Penser la mort des animaux en conscience
“Choisir la vie c’est choisir la mort.” A travers son choix d’installation, Noémie Calais interroge par sa pratique le regard que nous portons sur la condition animale. Pour elle, il s’agit avant tout de comprendre la complexité et l’ambivalence que cette question recouvre.
Inspirée par « L’Animal et la Mort » de Charles Stépanoff et les travaux de Jocelyne Porcher, elle nous invite à dépasser le sujet de la souffrance animale, en considérant la pensée systémique et rôle global des animaux dans l’écosystème.
“Ma seule façon de vivre avec cette idée, de côtoyer ce dilemme en conscience, c’est la promesse que la mort de l’animal n’est pas la finalité de son élevage. Si mes cochons servent leur écosystème en étant les poubelles, les tondeuses, les fertilisants, alors ils ont un rôle à part entière dans le cycle du vivant. L’acte de mort vient alors réguler un nombre, rétablir un équilibre.”
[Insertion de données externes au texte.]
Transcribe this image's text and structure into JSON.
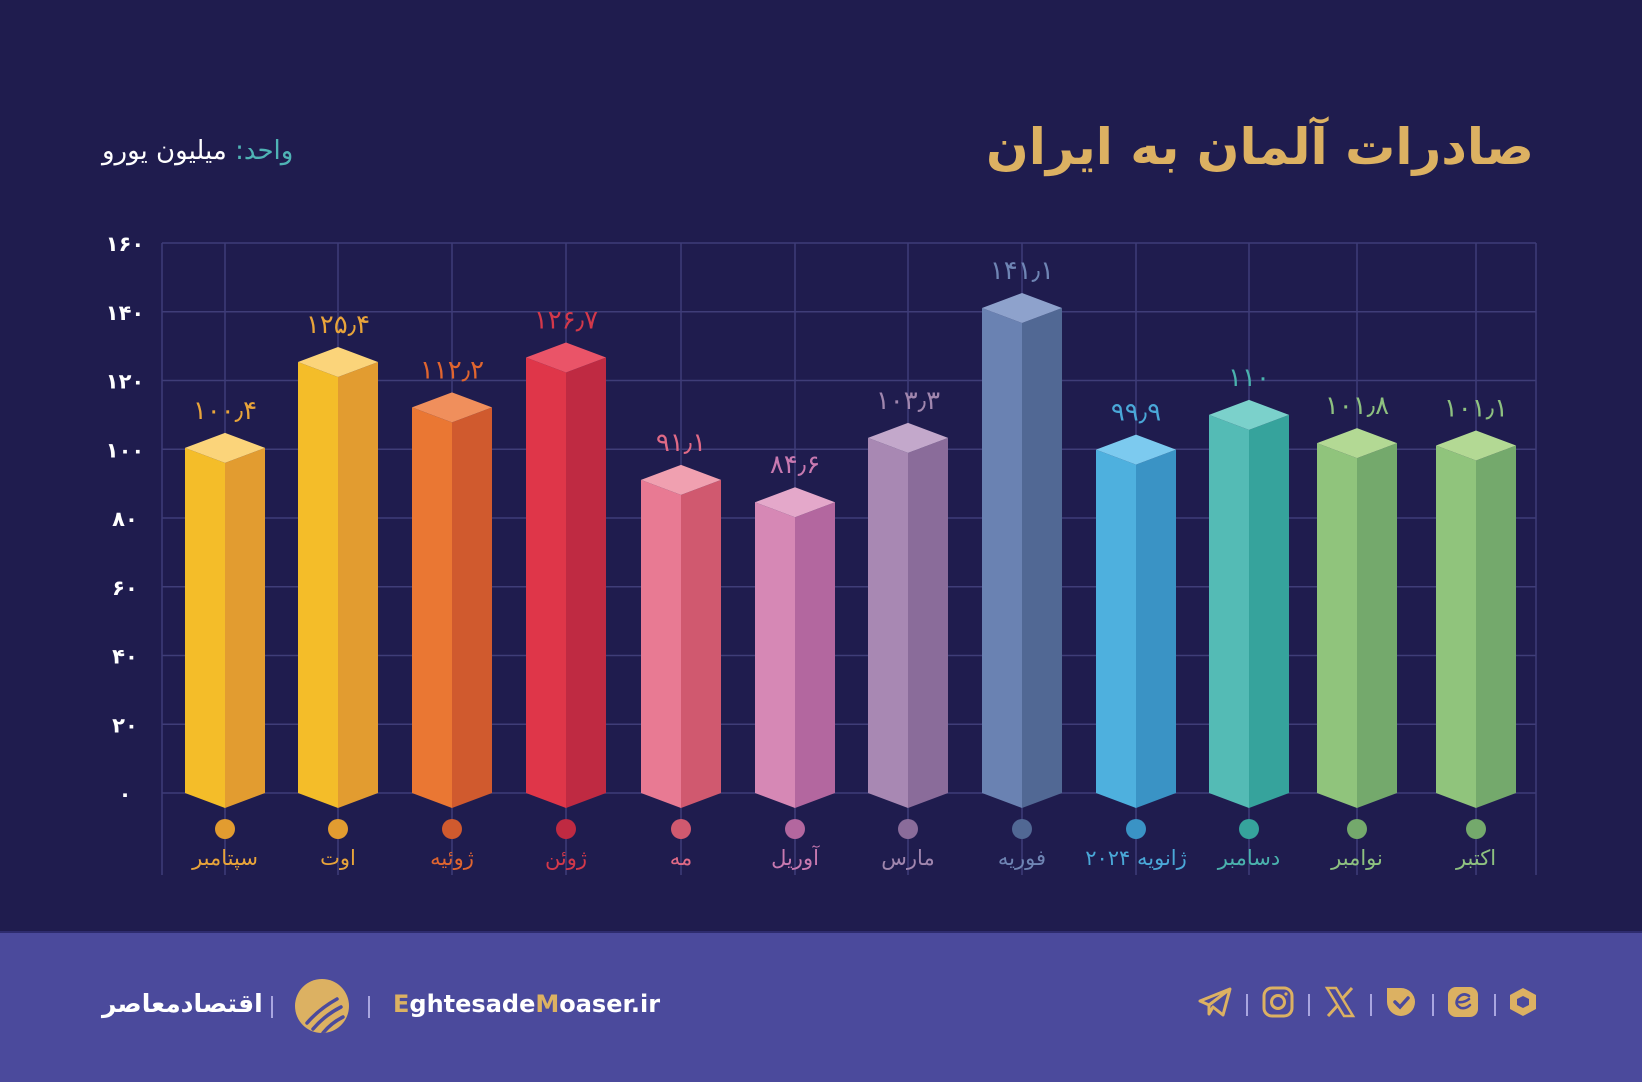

Créer un pacte moral avec ses clients
“Le marché est notre agora, le lieu privilégié pour informer les consommateurs en direct”
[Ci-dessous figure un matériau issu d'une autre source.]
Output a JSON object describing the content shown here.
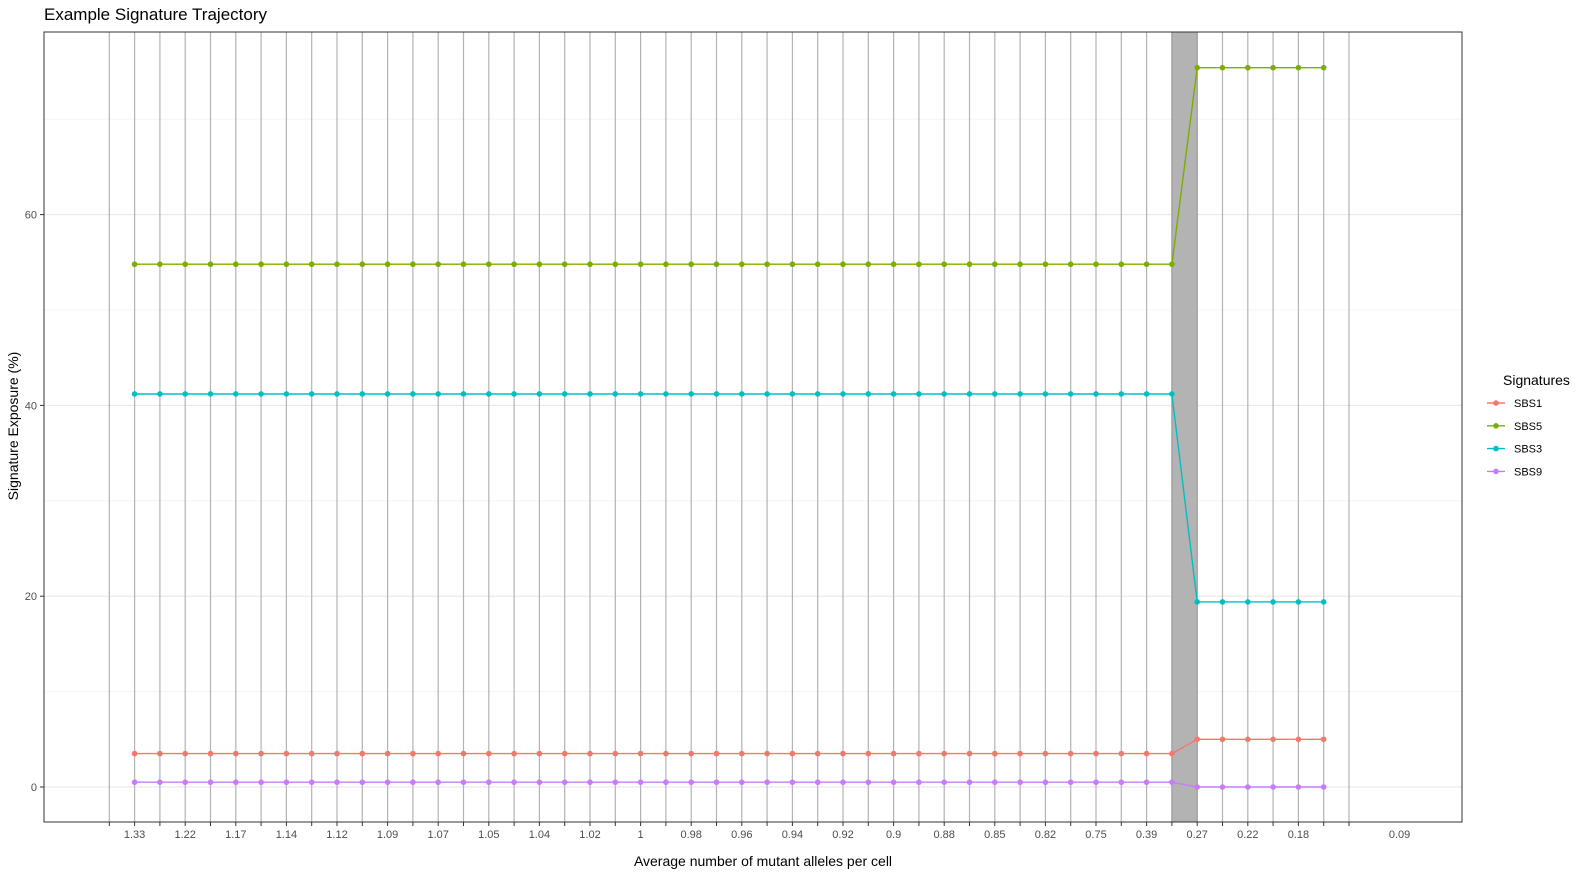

La vente directe est pour Noémie un moment vraiment particulier : exercice au début redouté, elle finit par y trouver une forme solennelle d’engagement. Ce qu’elle essaie de créer au contact de ses clients (ils sont une centaine), c’est une communauté qui se rend mutuellement service. Les clients lui confient leur santé et moralement elle leur doit une viande de qualité : une forme de dépendance organique qui constitue le socle de leur communauté.
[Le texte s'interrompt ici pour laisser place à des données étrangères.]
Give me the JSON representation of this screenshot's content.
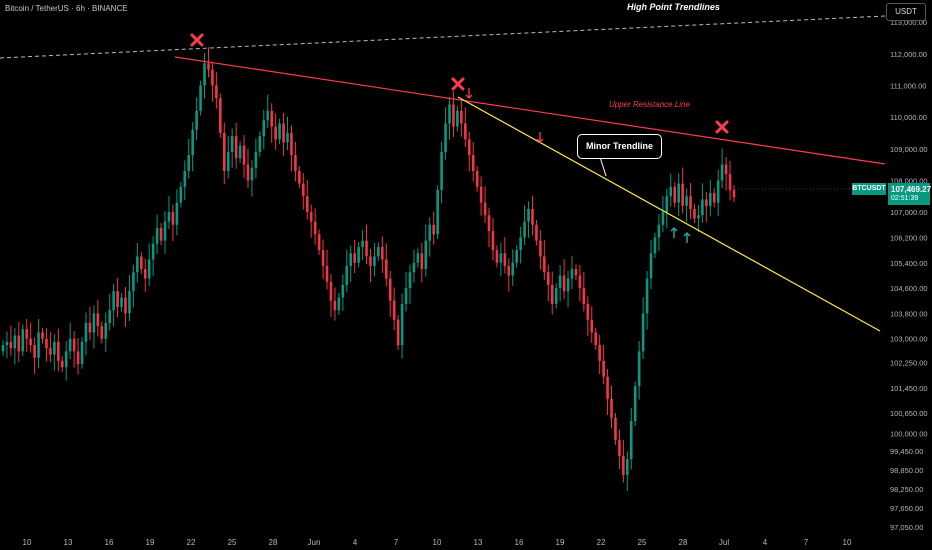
{
  "header": {
    "symbol_line": "Bitcoin / TetherUS · 6h · BINANCE"
  },
  "title": "High Point Trendlines",
  "currency_button": "USDT",
  "price_tag": {
    "symbol": "BTCUSDT",
    "price": "107,469.27",
    "countdown": "02:51:39"
  },
  "annotations": {
    "minor_trendline_label": "Minor Trendline",
    "resistance_label": "Upper Resistance Line"
  },
  "colors": {
    "up": "#089981",
    "down": "#f23645",
    "resistance": "#ff3b4f",
    "minor": "#ffeb3b",
    "marker_x": "#ff3b4f",
    "arrow_down": "#ff3b4f",
    "arrow_up": "#26a69a"
  },
  "chart_data": {
    "type": "candlestick",
    "title": "High Point Trendlines",
    "y_axis": {
      "ticks": [
        113000,
        112000,
        111000,
        110000,
        109000,
        108000,
        107000,
        106200,
        105400,
        104600,
        103800,
        103000,
        102250,
        101450,
        100650,
        100000,
        99450,
        98850,
        98250,
        97650,
        97050
      ],
      "tick_labels": [
        "113,000.00",
        "112,000.00",
        "111,000.00",
        "110,000.00",
        "109,000.00",
        "108,000.00",
        "107,000.00",
        "106,200.00",
        "105,400.00",
        "104,600.00",
        "103,800.00",
        "103,000.00",
        "102,250.00",
        "101,450.00",
        "100,650.00",
        "100,000.00",
        "99,450.00",
        "98,850.00",
        "98,250.00",
        "97,650.00",
        "97,050.00"
      ],
      "ylim": [
        96800,
        113700
      ]
    },
    "x_axis": {
      "ticks": [
        "10",
        "13",
        "16",
        "19",
        "22",
        "25",
        "28",
        "Jun",
        "4",
        "7",
        "10",
        "13",
        "16",
        "19",
        "22",
        "25",
        "28",
        "Jul",
        "4",
        "7",
        "10"
      ],
      "xlim": [
        "May 9",
        "Jul 11"
      ]
    },
    "close": [
      102800,
      102900,
      102700,
      103100,
      102600,
      103300,
      103000,
      102800,
      102400,
      103200,
      103000,
      102700,
      102500,
      102900,
      102300,
      102100,
      102600,
      103000,
      102600,
      102200,
      102900,
      103500,
      103200,
      103800,
      103400,
      103000,
      103500,
      103900,
      104500,
      104000,
      104300,
      103800,
      104500,
      105100,
      105600,
      105200,
      104900,
      105500,
      106000,
      106500,
      106100,
      106700,
      107000,
      106600,
      107300,
      107800,
      108300,
      108800,
      109600,
      110200,
      111000,
      111700,
      111500,
      111000,
      110600,
      109500,
      108300,
      108900,
      109400,
      108700,
      109100,
      108500,
      108000,
      108400,
      108900,
      109400,
      109900,
      110200,
      109700,
      109300,
      109800,
      109200,
      109500,
      108800,
      108300,
      107900,
      107500,
      107000,
      106700,
      106300,
      105800,
      105300,
      104800,
      104200,
      103900,
      104300,
      104700,
      105300,
      105700,
      105400,
      105900,
      106100,
      105600,
      105300,
      105600,
      105900,
      105500,
      104900,
      104200,
      103600,
      102800,
      104100,
      104600,
      105100,
      105400,
      105700,
      105200,
      106100,
      106600,
      106300,
      107700,
      108900,
      109800,
      110400,
      109700,
      110200,
      109800,
      109300,
      108800,
      108300,
      107800,
      107300,
      106900,
      106400,
      105800,
      105400,
      105700,
      105300,
      105000,
      105400,
      105800,
      106200,
      106700,
      107100,
      106600,
      106100,
      105600,
      105100,
      104700,
      104100,
      104600,
      105000,
      104500,
      104900,
      105200,
      105000,
      104600,
      104100,
      103600,
      103200,
      102800,
      102300,
      101800,
      101100,
      100500,
      99800,
      99300,
      98700,
      99200,
      100400,
      101500,
      102600,
      103800,
      104900,
      105700,
      106200,
      106600,
      107000,
      107500,
      107800,
      107300,
      107900,
      107200,
      107500,
      107100,
      106800,
      106900,
      107400,
      107200,
      107600,
      107300,
      108000,
      108500,
      108200,
      107700,
      107469
    ]
  }
}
Entrer en résistance pour défendre les combats de demain
Enfin, cet ouvrage est aussi l’occasion de nous partager les combats qui semblent nécessaires à mener pour atteindre la résilience alimentaire. On en retiendra notamment trois :
- La viande artificielle est avant tout syndrome d’une distance toujours plus grande avec le vivant (et la mort). Voulant faire mieux que la nature, cette industrie contribue à simplifier le débat en promettant de passer de la viande sale à la viande propre grâce à des procédés d’ultra transformation, très polluants.
- Les indicateurs, en particulier ceux du carbone, risquent de réduire les débats à des calculs, s’ils s’intègrent dans une réflexion systémique du sujet de la résilience alimentaire. “Comment peut-on réduire la complexité de nos pratiques paysannes, la cohérence de nos choix militants à un bilan comptable, à une empreinte carbone ? “
- Enfin, les règles sanitaires semblent souvent pointer du doigt le plein air comme source de contamination, alors que les carences immunitaires des bêtes en élevage intensifs ainsi que les longues phases de transport ont une part de responsabilité certaine dans ces épidémies . “Pour informer et soulever les consciences, nous devons parvenir à révéler le mouvement de fond de l’élaboration des normes, les racines de ces évolutions et l’insidieuse dynamique de substitution de l’industrie à la paysannerie”
Ce qui nous a plu
Ce livre nous a plu car il est une invitation sensible à sortir du débat simpliste “Pour ou contre l’élevage” en opposant véganisme et industrie de la viande. Il nous appelle à ré-interroger la complexité de notre relation à l’animal, à la sensibilité des animaux, à sa mort et celle de l’empreinte écologique de la viande.
En suivant le quotidien d’une éleveuse de porcs noir engagée jusqu’à la vente de la viande, ce livre nous permet de mieux comprendre la réalité et les contraintes du métier. En miroir, on appréhende les limites du modèle industriel actuel et de son système de contrôle sanitaire, déconnecté du vivant et de son rôle fondamental dans l’équilibre de notre écosystème.
Ce livre résonne particulièrement avec l’attachement de Foodbiome, à remailler les territoires d’ateliers de transformation et notamment les abattoirs pour valoriser les productions agricoles engagées comme les élevages rustiques de petite taille.